Paul’s letter to the church at Rome describes God’s Spirit bearing witness with our spirit. The Greek verb summartureo is a compound composed of the words “with” and “to witness.” One possible translation is “bears witness with.” While Paul could have simply written that God’s Spirit witnesses our spirit, the text here emphasizes that God’s Spirit witnesses with our spirit. The emphasis is on the relationship between God and God’s people, that God’s Spirit is intimately involved with ours.
To what does God’s Spirit bear witness with our spirit?
God’s Spirit witnesses that we are children of God. As children of God freed and forgiven, God’s Spirit reminds us who we are when we’re fearful. When we’re suffering. When we think we’re “not enough.” God’s Spirit reminds us that God made us in Their image. We’re beloved as God’s children, and there’s nothing we can do about it.
Paul presses on that to be children of God is also to be heirs of God. To be heirs is not only to be brought into right relationship with God but to be joint heirs with Christ. To be an heir of God is also to be in relationship with Christ. Jesus is the heir of God, the first within a large extended family. Being adopted into God’s family means that Jesus is our sibling and that we too can cry out to God as a child cries to a parent, to Mom or Dad.
We too become heirs with God when we respond to the call into a cruciform life, a life shaped by the cross of Christ. This cruciform life means shaping oneself to the continuous movement from life to death to new life, to dying to ourselves and rising in love and service to our neighbor—just as the early church in Jerusalem, described in Acts, broke bread together, cared for the needs of the saints, and shared all things in common.
Paul continues, that to be a joint heir with Christ means to suffer with Christ. Here there is another compound verb, sumpascho, made up of the words “with” and “to suffer.” The same thing that happens to one happens to another.
We suffer with Christ so that we might be glorified with Christ. Guess what? There’s yet another compound verb, sundoxazo, “to glorify with.” While it may be easy to go in the direction of glorifying suffering, it must be asked who is suffering and why. Is it people who are already marginalized, already being asked and expected to suffer, who are then to glory in that suffering? Are there other ways of approaching suffering? There is a reminder here, that when we suffer, Christ is present with us in the midst of it.
In these compact verses there is an intense intimacy implied in all this “with-ness.” Just as God is in relationship with Godself: Parent, Child and Spirit, so we are called into relationship with each person of God—into relationship with God as Parent to whom we cry, into relationship with the Anointed One with whom we suffer, and into relationship with God’s Spirit who bears witness to our very spirit.
How does the Spirit of God bear witness to our spirit that we are children of God?
The Spirit empowers the church into the life-long work of dying to the body and the flesh, and being raised again to new life.
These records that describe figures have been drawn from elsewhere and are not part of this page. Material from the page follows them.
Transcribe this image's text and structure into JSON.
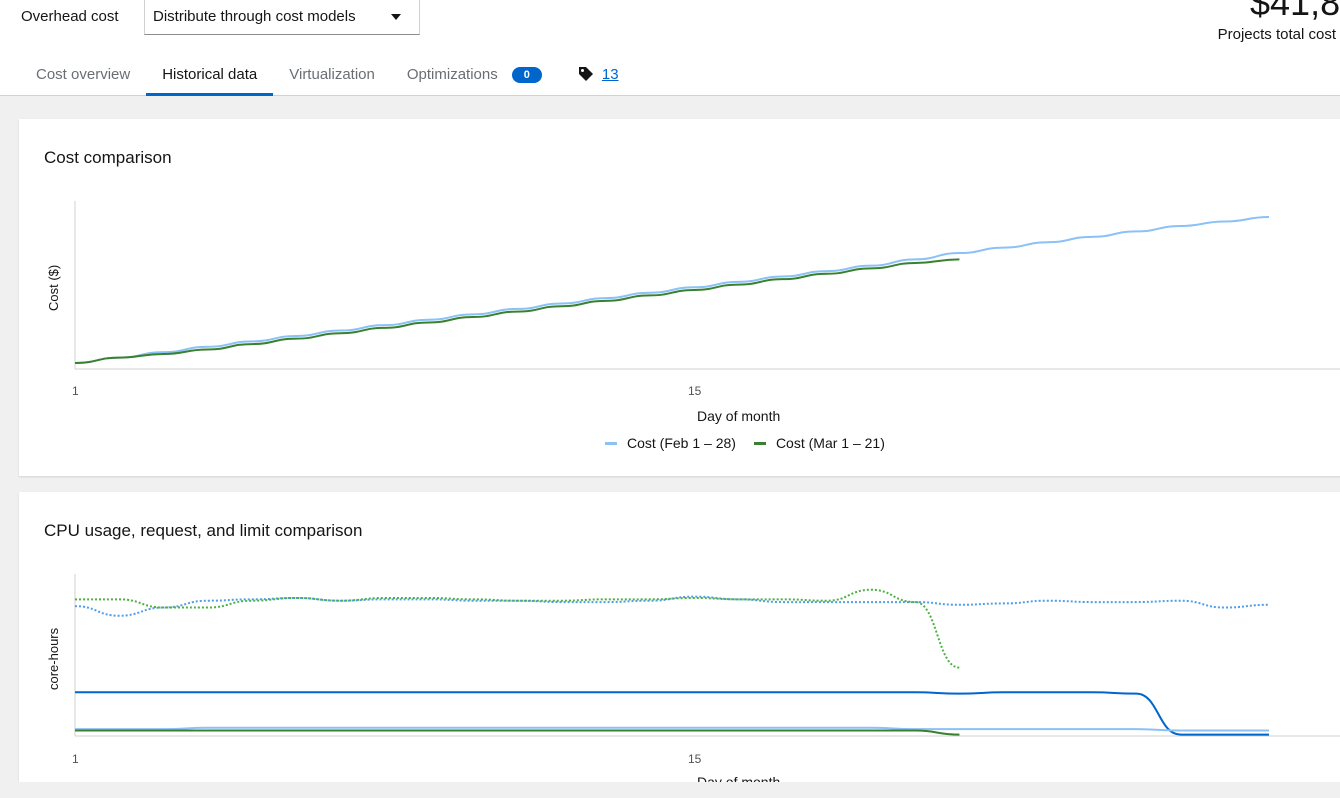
{
  "header": {
    "overhead_label": "Overhead cost",
    "overhead_select_value": "Distribute through cost models",
    "total_amount": "$41,8",
    "total_label": "Projects total cost"
  },
  "tabs": [
    {
      "label": "Cost overview",
      "active": false
    },
    {
      "label": "Historical data",
      "active": true
    },
    {
      "label": "Virtualization",
      "active": false
    },
    {
      "label": "Optimizations",
      "active": false,
      "badge": "0"
    },
    {
      "label": "13",
      "icon": "tag-icon",
      "link": true
    }
  ],
  "cost_card": {
    "title": "Cost comparison"
  },
  "cpu_card": {
    "title": "CPU usage, request, and limit comparison"
  },
  "colors": {
    "feb_cost": "#8bc1f7",
    "mar_cost": "#38812f",
    "feb_request": "#519de9",
    "mar_request": "#4cb140",
    "limit": "#06c",
    "accent": "#0066cc"
  },
  "chart_data": [
    {
      "type": "line",
      "title": "Cost comparison",
      "xlabel": "Day of month",
      "ylabel": "Cost ($)",
      "x_ticks": [
        "1",
        "15"
      ],
      "xlim": [
        1,
        28
      ],
      "legend_position": "bottom",
      "series": [
        {
          "name": "Cost (Feb 1 – 28)",
          "style": "solid",
          "color": "#8bc1f7",
          "x": [
            1,
            2,
            3,
            4,
            5,
            6,
            7,
            8,
            9,
            10,
            11,
            12,
            13,
            14,
            15,
            16,
            17,
            18,
            19,
            20,
            21,
            22,
            23,
            24,
            25,
            26,
            27,
            28
          ],
          "y": [
            0,
            0.6,
            1.2,
            1.8,
            2.4,
            3.0,
            3.6,
            4.2,
            4.8,
            5.4,
            6.0,
            6.6,
            7.2,
            7.8,
            8.4,
            9.0,
            9.6,
            10.2,
            10.8,
            11.5,
            12.2,
            12.8,
            13.4,
            14.0,
            14.6,
            15.2,
            15.7,
            16.2
          ]
        },
        {
          "name": "Cost (Mar 1 – 21)",
          "style": "solid",
          "color": "#38812f",
          "x": [
            1,
            2,
            3,
            4,
            5,
            6,
            7,
            8,
            9,
            10,
            11,
            12,
            13,
            14,
            15,
            16,
            17,
            18,
            19,
            20,
            21
          ],
          "y": [
            0,
            0.6,
            1.0,
            1.5,
            2.1,
            2.7,
            3.3,
            3.9,
            4.5,
            5.1,
            5.7,
            6.3,
            6.9,
            7.5,
            8.1,
            8.7,
            9.3,
            9.9,
            10.5,
            11.1,
            11.5
          ]
        }
      ]
    },
    {
      "type": "line",
      "title": "CPU usage, request, and limit comparison",
      "xlabel": "Day of month",
      "ylabel": "core-hours",
      "x_ticks": [
        "1",
        "15"
      ],
      "xlim": [
        1,
        28
      ],
      "series": [
        {
          "style": "dotted",
          "color": "#519de9",
          "x": [
            1,
            2,
            3,
            4,
            5,
            6,
            7,
            8,
            9,
            10,
            11,
            12,
            13,
            14,
            15,
            16,
            17,
            18,
            19,
            20,
            21,
            22,
            23,
            24,
            25,
            26,
            27,
            28
          ],
          "y": [
            9.5,
            8.8,
            9.4,
            9.9,
            10.0,
            10.1,
            9.9,
            10.0,
            10.0,
            9.9,
            9.9,
            9.8,
            9.8,
            9.9,
            10.2,
            10.0,
            9.8,
            9.8,
            9.8,
            9.8,
            9.6,
            9.7,
            9.9,
            9.8,
            9.8,
            9.9,
            9.4,
            9.6
          ]
        },
        {
          "style": "dotted",
          "color": "#4cb140",
          "x": [
            1,
            2,
            3,
            4,
            5,
            6,
            7,
            8,
            9,
            10,
            11,
            12,
            13,
            14,
            15,
            16,
            17,
            18,
            19,
            20,
            21
          ],
          "y": [
            10.0,
            10.0,
            9.4,
            9.4,
            9.9,
            10.1,
            9.9,
            10.1,
            10.1,
            10.0,
            9.9,
            9.9,
            10.0,
            10.0,
            10.1,
            10.0,
            10.0,
            9.9,
            10.7,
            9.8,
            5.0
          ]
        },
        {
          "style": "solid",
          "color": "#06c",
          "x": [
            1,
            2,
            3,
            4,
            5,
            6,
            7,
            8,
            9,
            10,
            11,
            12,
            13,
            14,
            15,
            16,
            17,
            18,
            19,
            20,
            21,
            22,
            23,
            24,
            25,
            26,
            27,
            28
          ],
          "y": [
            3.2,
            3.2,
            3.2,
            3.2,
            3.2,
            3.2,
            3.2,
            3.2,
            3.2,
            3.2,
            3.2,
            3.2,
            3.2,
            3.2,
            3.2,
            3.2,
            3.2,
            3.2,
            3.2,
            3.2,
            3.1,
            3.2,
            3.2,
            3.2,
            3.1,
            0.1,
            0.1,
            0.1
          ]
        },
        {
          "style": "solid",
          "color": "#8bc1f7",
          "x": [
            1,
            2,
            3,
            4,
            5,
            6,
            7,
            8,
            9,
            10,
            11,
            12,
            13,
            14,
            15,
            16,
            17,
            18,
            19,
            20,
            21,
            22,
            23,
            24,
            25,
            26,
            27,
            28
          ],
          "y": [
            0.5,
            0.5,
            0.5,
            0.6,
            0.6,
            0.6,
            0.6,
            0.6,
            0.6,
            0.6,
            0.6,
            0.6,
            0.6,
            0.6,
            0.6,
            0.6,
            0.6,
            0.6,
            0.6,
            0.5,
            0.5,
            0.5,
            0.5,
            0.5,
            0.5,
            0.4,
            0.4,
            0.4
          ]
        },
        {
          "style": "solid",
          "color": "#38812f",
          "x": [
            1,
            2,
            3,
            4,
            5,
            6,
            7,
            8,
            9,
            10,
            11,
            12,
            13,
            14,
            15,
            16,
            17,
            18,
            19,
            20,
            21
          ],
          "y": [
            0.4,
            0.4,
            0.4,
            0.4,
            0.4,
            0.4,
            0.4,
            0.4,
            0.4,
            0.4,
            0.4,
            0.4,
            0.4,
            0.4,
            0.4,
            0.4,
            0.4,
            0.4,
            0.4,
            0.4,
            0.1
          ]
        }
      ]
    }
  ]
}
While it is easy to read this passage as being against our physical bodies, against our human creatureliness, for Paul the “body” and “flesh” are theological categories associated with the law, sin and death.
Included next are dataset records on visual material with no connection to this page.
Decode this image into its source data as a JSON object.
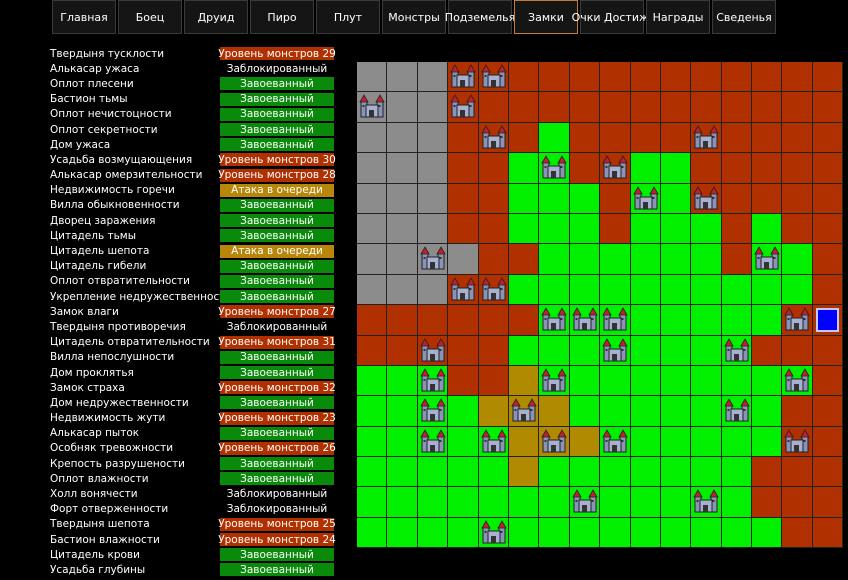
{
  "nav": [
    {
      "label": "Главная",
      "active": false
    },
    {
      "label": "Боец",
      "active": false
    },
    {
      "label": "Друид",
      "active": false
    },
    {
      "label": "Пиро",
      "active": false
    },
    {
      "label": "Плут",
      "active": false
    },
    {
      "label": "Монстры",
      "active": false
    },
    {
      "label": "Подземелья",
      "active": false
    },
    {
      "label": "Замки",
      "active": true
    },
    {
      "label": "Очки Достиж.",
      "active": false
    },
    {
      "label": "Награды",
      "active": false
    },
    {
      "label": "Сведенья",
      "active": false
    }
  ],
  "castles": [
    {
      "name": "Твердыня тусклости",
      "status": "Уровень монстров 29",
      "type": "monster"
    },
    {
      "name": "Алькасар ужаса",
      "status": "Заблокированный",
      "type": "locked"
    },
    {
      "name": "Оплот плесени",
      "status": "Завоеванный",
      "type": "conquered"
    },
    {
      "name": "Бастион тьмы",
      "status": "Завоеванный",
      "type": "conquered"
    },
    {
      "name": "Оплот нечистоцности",
      "status": "Завоеванный",
      "type": "conquered"
    },
    {
      "name": "Оплот секретности",
      "status": "Завоеванный",
      "type": "conquered"
    },
    {
      "name": "Дом ужаса",
      "status": "Завоеванный",
      "type": "conquered"
    },
    {
      "name": "Усадьба возмущающения",
      "status": "Уровень монстров 30",
      "type": "monster"
    },
    {
      "name": "Алькасар омерзительности",
      "status": "Уровень монстров 28",
      "type": "monster"
    },
    {
      "name": "Недвижимость горечи",
      "status": "Атака в очереди",
      "type": "attack"
    },
    {
      "name": "Вилла обыкновенности",
      "status": "Завоеванный",
      "type": "conquered"
    },
    {
      "name": "Дворец заражения",
      "status": "Завоеванный",
      "type": "conquered"
    },
    {
      "name": "Цитадель тьмы",
      "status": "Завоеванный",
      "type": "conquered"
    },
    {
      "name": "Цитадель шепота",
      "status": "Атака в очереди",
      "type": "attack"
    },
    {
      "name": "Цитадель гибели",
      "status": "Завоеванный",
      "type": "conquered"
    },
    {
      "name": "Оплот отвратительности",
      "status": "Завоеванный",
      "type": "conquered"
    },
    {
      "name": "Укрепление недружественности",
      "status": "Завоеванный",
      "type": "conquered"
    },
    {
      "name": "Замок влаги",
      "status": "Уровень монстров 27",
      "type": "monster"
    },
    {
      "name": "Твердыня противоречия",
      "status": "Заблокированный",
      "type": "locked"
    },
    {
      "name": "Цитадель отвратительности",
      "status": "Уровень монстров 31",
      "type": "monster"
    },
    {
      "name": "Вилла непослушности",
      "status": "Завоеванный",
      "type": "conquered"
    },
    {
      "name": "Дом проклятья",
      "status": "Завоеванный",
      "type": "conquered"
    },
    {
      "name": "Замок страха",
      "status": "Уровень монстров 32",
      "type": "monster"
    },
    {
      "name": "Дом недружественности",
      "status": "Завоеванный",
      "type": "conquered"
    },
    {
      "name": "Недвижимость жути",
      "status": "Уровень монстров 23",
      "type": "monster"
    },
    {
      "name": "Алькасар пыток",
      "status": "Завоеванный",
      "type": "conquered"
    },
    {
      "name": "Особняк тревожности",
      "status": "Уровень монстров 26",
      "type": "monster"
    },
    {
      "name": "Крепость разрушености",
      "status": "Завоеванный",
      "type": "conquered"
    },
    {
      "name": "Оплот влажности",
      "status": "Завоеванный",
      "type": "conquered"
    },
    {
      "name": "Холл вонячести",
      "status": "Заблокированный",
      "type": "locked"
    },
    {
      "name": "Форт отверженности",
      "status": "Заблокированный",
      "type": "locked"
    },
    {
      "name": "Твердыня шепота",
      "status": "Уровень монстров 25",
      "type": "monster"
    },
    {
      "name": "Бастион влажности",
      "status": "Уровень монстров 24",
      "type": "monster"
    },
    {
      "name": "Цитадель крови",
      "status": "Завоеванный",
      "type": "conquered"
    },
    {
      "name": "Усадьба глубины",
      "status": "Завоеванный",
      "type": "conquered"
    }
  ],
  "map": {
    "legend": {
      "G": "#8c8c8c",
      "R": "#b03000",
      "L": "#00f000",
      "Y": "#b08a00"
    },
    "rows": [
      "GGGRRRRRRRRRRRRR",
      "GGGRRRRRRRRRRRRR",
      "GGGRRRLRRRRRRRRR",
      "GGGRRLLRRLLRRRRR",
      "GGGRRLLLRLLRRRRR",
      "GGGRRLLLRLLLRLRR",
      "GGGGRRLLLLLLRLLR",
      "GGGRRLLLLLLLLLLR",
      "RRRRRRLLLLLLLLRR",
      "RRRRRLLLLLLLLRRR",
      "LLLRRYLLLLLLLLLR",
      "LLLLYYYLLLLLLLRR",
      "LLLLLYYYLLLLLLRR",
      "LLLLLYLLLLLLLRRR",
      "LLLLLLLLLLLLLRRR",
      "LLLLLLLLLLLLLLRR"
    ],
    "castles": [
      [
        0,
        3
      ],
      [
        0,
        4
      ],
      [
        1,
        0
      ],
      [
        1,
        3
      ],
      [
        2,
        4
      ],
      [
        2,
        11
      ],
      [
        3,
        6
      ],
      [
        3,
        8
      ],
      [
        4,
        9
      ],
      [
        4,
        11
      ],
      [
        6,
        2
      ],
      [
        6,
        13
      ],
      [
        7,
        3
      ],
      [
        7,
        4
      ],
      [
        8,
        6
      ],
      [
        8,
        7
      ],
      [
        8,
        8
      ],
      [
        8,
        14
      ],
      [
        9,
        2
      ],
      [
        9,
        8
      ],
      [
        9,
        12
      ],
      [
        10,
        2
      ],
      [
        10,
        6
      ],
      [
        10,
        14
      ],
      [
        11,
        2
      ],
      [
        11,
        5
      ],
      [
        11,
        12
      ],
      [
        12,
        2
      ],
      [
        12,
        4
      ],
      [
        12,
        6
      ],
      [
        12,
        8
      ],
      [
        12,
        14
      ],
      [
        14,
        7
      ],
      [
        14,
        11
      ],
      [
        15,
        4
      ]
    ],
    "player_marker": [
      8,
      15
    ]
  }
}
The text here is not necessarily against our physical bodies, but against the things that separate us from God. These powers can be both within ourselves—our minds, bodies and spirits—and outside ourselves, in other people and in the forces that structure our lives.
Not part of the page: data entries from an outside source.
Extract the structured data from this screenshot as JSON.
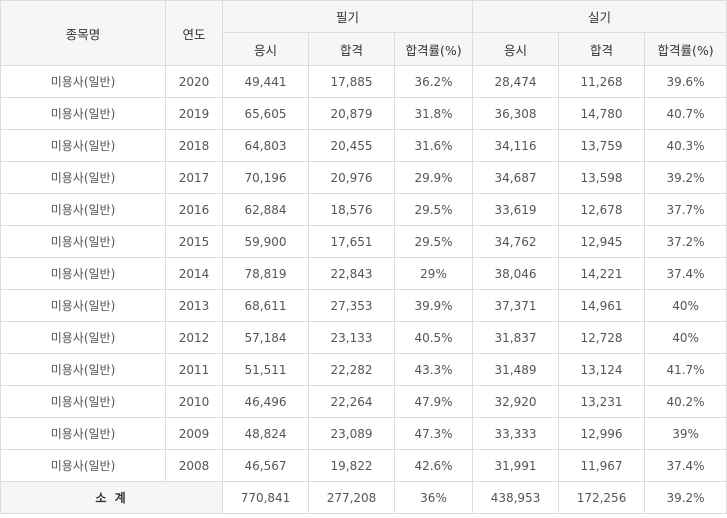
{
  "headers": {
    "item": "종목명",
    "year": "연도",
    "written": "필기",
    "practical": "실기",
    "applicants": "응시",
    "passed": "합격",
    "pass_rate": "합격률(%)"
  },
  "rows": [
    {
      "item": "미용사(일반)",
      "year": "2020",
      "w_app": "49,441",
      "w_pass": "17,885",
      "w_rate": "36.2%",
      "p_app": "28,474",
      "p_pass": "11,268",
      "p_rate": "39.6%"
    },
    {
      "item": "미용사(일반)",
      "year": "2019",
      "w_app": "65,605",
      "w_pass": "20,879",
      "w_rate": "31.8%",
      "p_app": "36,308",
      "p_pass": "14,780",
      "p_rate": "40.7%"
    },
    {
      "item": "미용사(일반)",
      "year": "2018",
      "w_app": "64,803",
      "w_pass": "20,455",
      "w_rate": "31.6%",
      "p_app": "34,116",
      "p_pass": "13,759",
      "p_rate": "40.3%"
    },
    {
      "item": "미용사(일반)",
      "year": "2017",
      "w_app": "70,196",
      "w_pass": "20,976",
      "w_rate": "29.9%",
      "p_app": "34,687",
      "p_pass": "13,598",
      "p_rate": "39.2%"
    },
    {
      "item": "미용사(일반)",
      "year": "2016",
      "w_app": "62,884",
      "w_pass": "18,576",
      "w_rate": "29.5%",
      "p_app": "33,619",
      "p_pass": "12,678",
      "p_rate": "37.7%"
    },
    {
      "item": "미용사(일반)",
      "year": "2015",
      "w_app": "59,900",
      "w_pass": "17,651",
      "w_rate": "29.5%",
      "p_app": "34,762",
      "p_pass": "12,945",
      "p_rate": "37.2%"
    },
    {
      "item": "미용사(일반)",
      "year": "2014",
      "w_app": "78,819",
      "w_pass": "22,843",
      "w_rate": "29%",
      "p_app": "38,046",
      "p_pass": "14,221",
      "p_rate": "37.4%"
    },
    {
      "item": "미용사(일반)",
      "year": "2013",
      "w_app": "68,611",
      "w_pass": "27,353",
      "w_rate": "39.9%",
      "p_app": "37,371",
      "p_pass": "14,961",
      "p_rate": "40%"
    },
    {
      "item": "미용사(일반)",
      "year": "2012",
      "w_app": "57,184",
      "w_pass": "23,133",
      "w_rate": "40.5%",
      "p_app": "31,837",
      "p_pass": "12,728",
      "p_rate": "40%"
    },
    {
      "item": "미용사(일반)",
      "year": "2011",
      "w_app": "51,511",
      "w_pass": "22,282",
      "w_rate": "43.3%",
      "p_app": "31,489",
      "p_pass": "13,124",
      "p_rate": "41.7%"
    },
    {
      "item": "미용사(일반)",
      "year": "2010",
      "w_app": "46,496",
      "w_pass": "22,264",
      "w_rate": "47.9%",
      "p_app": "32,920",
      "p_pass": "13,231",
      "p_rate": "40.2%"
    },
    {
      "item": "미용사(일반)",
      "year": "2009",
      "w_app": "48,824",
      "w_pass": "23,089",
      "w_rate": "47.3%",
      "p_app": "33,333",
      "p_pass": "12,996",
      "p_rate": "39%"
    },
    {
      "item": "미용사(일반)",
      "year": "2008",
      "w_app": "46,567",
      "w_pass": "19,822",
      "w_rate": "42.6%",
      "p_app": "31,991",
      "p_pass": "11,967",
      "p_rate": "37.4%"
    }
  ],
  "total": {
    "label": "소 계",
    "w_app": "770,841",
    "w_pass": "277,208",
    "w_rate": "36%",
    "p_app": "438,953",
    "p_pass": "172,256",
    "p_rate": "39.2%"
  }
}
In fact, the physical body is not only the place of encounter with God through God’s animating Spirit, but is also the very place where God overcomes the powers of death on the cross. It is a mistake to make an easy equivalence between Paul’s use of “body” and “flesh” and our fearfully and wonderfully made human bodies.
In Romans, dying to the “flesh” and the “body” means dying to a spirit of slavery. It means dying to fear and those forces which hold power over us. To be a child of God is to be an heir, not to be a slave but a member of the household of God, free from fear and free from the power of death.
Who is this Spirit of God?
In the immediate literary context of this passage Paul builds an argument that distinguishes between a series of opposites centered around death and life. On the one hand is the law of sin and death and walking according to the flesh. The mind set on the flesh is death. All these associated ideas lead to slavery. On the other hand is the law of the spirit of life, walking according to the spirit, and a mind set on the spirit which is life and peace. These ideas are associated with freedom.
Jesus undoes these binary oppositions by coming in the flesh and being raised by God from death to life. God’s Spirit is the power that animates this movement from life, through death, into new life. There is no debt, no obligation to live according to the rules of the flesh. Living according to the flesh means death, but life comes through the Spirit overcoming death.
Paul writes to the believers in Rome that if the Spirit of God, this Spirit who raised Jesus from the dead, dwells in them, God who raised Christ will also be an animating, life-giving power in our own bodies through God’s Spirit dwelling in us. It is this “with-ness”—this Spirit that is with and for us—that rushes in on Pentecost.